By Mike Willis
Springtime is one of the greatest seasons to enjoy the outdoors. All of the brilliant colors and panoramic views are a welcome change for those suffering from cabin fever. A quarantine on the heels of a long winter can feel like cruel and unusual punishment. For this reason, many outdoor enthusiasts are anxious to head out on their first camping trip of the year.
Most campers are used to seeking out shade for their camping locations. During the majority of your camping season, this is a good practice. However, in the cool and damp days of spring, a much different approach is needed.
Look for areas that have maximum sun exposure. For those camping in RVs, this will help save on propane costs to heat your camper. For those tent campers, a little sunshine can be a huge morale booster. Dry ground and warmth are equally important.
While warmth may not be an issue for our friends in the south, the northern part of our country is known for a cool and damp spring. You will need to prepare accordingly.
During the spring, sunny days are normally accompanied by wind. Seek out areas that provide natural wind barriers to shelter you from the direct gusts that will come. As the season progresses, wind becomes more predictable and consistent.
As you are scouting for camping spots, take note of prevailing wind directions. Most areas will have a “common” wind direction, which you should consider when establishing your camp.
In mountainous terrain, consider the thermals. A cold draft can seem never-ending if you set up on a large drainage (ravine).

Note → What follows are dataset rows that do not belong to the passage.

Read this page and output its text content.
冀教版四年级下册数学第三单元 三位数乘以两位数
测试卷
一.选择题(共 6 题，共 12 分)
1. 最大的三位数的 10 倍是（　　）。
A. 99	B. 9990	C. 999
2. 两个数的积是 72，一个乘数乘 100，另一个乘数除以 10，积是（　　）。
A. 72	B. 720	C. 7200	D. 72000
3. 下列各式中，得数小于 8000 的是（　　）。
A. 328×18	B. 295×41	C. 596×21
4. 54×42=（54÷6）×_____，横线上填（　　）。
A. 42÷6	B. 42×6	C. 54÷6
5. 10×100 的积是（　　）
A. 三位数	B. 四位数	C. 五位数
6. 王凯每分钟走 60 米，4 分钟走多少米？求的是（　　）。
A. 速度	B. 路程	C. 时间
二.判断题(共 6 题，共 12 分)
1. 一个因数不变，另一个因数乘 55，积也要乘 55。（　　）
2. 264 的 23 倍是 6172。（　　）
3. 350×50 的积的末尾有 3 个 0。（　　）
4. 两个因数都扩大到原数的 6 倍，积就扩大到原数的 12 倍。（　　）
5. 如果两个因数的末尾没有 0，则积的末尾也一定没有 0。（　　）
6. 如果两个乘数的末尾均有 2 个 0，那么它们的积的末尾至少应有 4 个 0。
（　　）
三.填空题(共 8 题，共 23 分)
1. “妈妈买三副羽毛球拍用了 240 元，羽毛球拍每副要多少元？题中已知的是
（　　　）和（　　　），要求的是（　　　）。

Choosing areas that have good sun exposure are very important for finding solid ground to set up camp. Areas that see little sunlight take too long to dry out, leaving your family wallowing around in the mud for the duration of your visit.
Look at the grade in the area that you want to camp in. Avoid indentations in the ground, which could hold water during a passing shower. What may appear to be dry and suitable upon first glance may quickly become the wettest area around after a passing shower. It is ideal to establish your camp on a slight knob, which sheds water quickly. These areas rarely become saturated as the water flows off of the surface to the lower areas.
In the summer, I like to find a nice dirt area to establish my camp. Long grass usually is accompanied by bugs and is an inconvenience during camping activities. However, grassy areas have proven to be the best in the springtime camping season.
Having a little bit of vegetation will prevent you from creating mud around your camp. I have noticed that my tent and camper all stay much cleaner this way too. The root structure of the grass and undergrowth stabilizes the soil, greatly minimizing any potential for mud.
During spring runoff (melting mountain snow), rivers can rise at an astonishing rate. Don’t set up directly on a riverbank, or you could easily find yourself in a waterbed by morning.
Trees often meet their demise after a long winter of freezing temperatures, snow, ice, and wind. Don’t forget to inspect the surrounding trees every time that you camp. Many people begin to trust their favorite camping spots and forget to perform this crucial observation each time they return. Standing dead trees and broken treetops (referred to as widow makers) are very dangerous and should never be in your camping area. I would much rather see a bear come crashing into my camp than a large dead tree!
Speaking of bears; in the spring, bears are fresh out of the den and hungry. Bring a bear-proof storage container for your food, or a bear tag and a gun.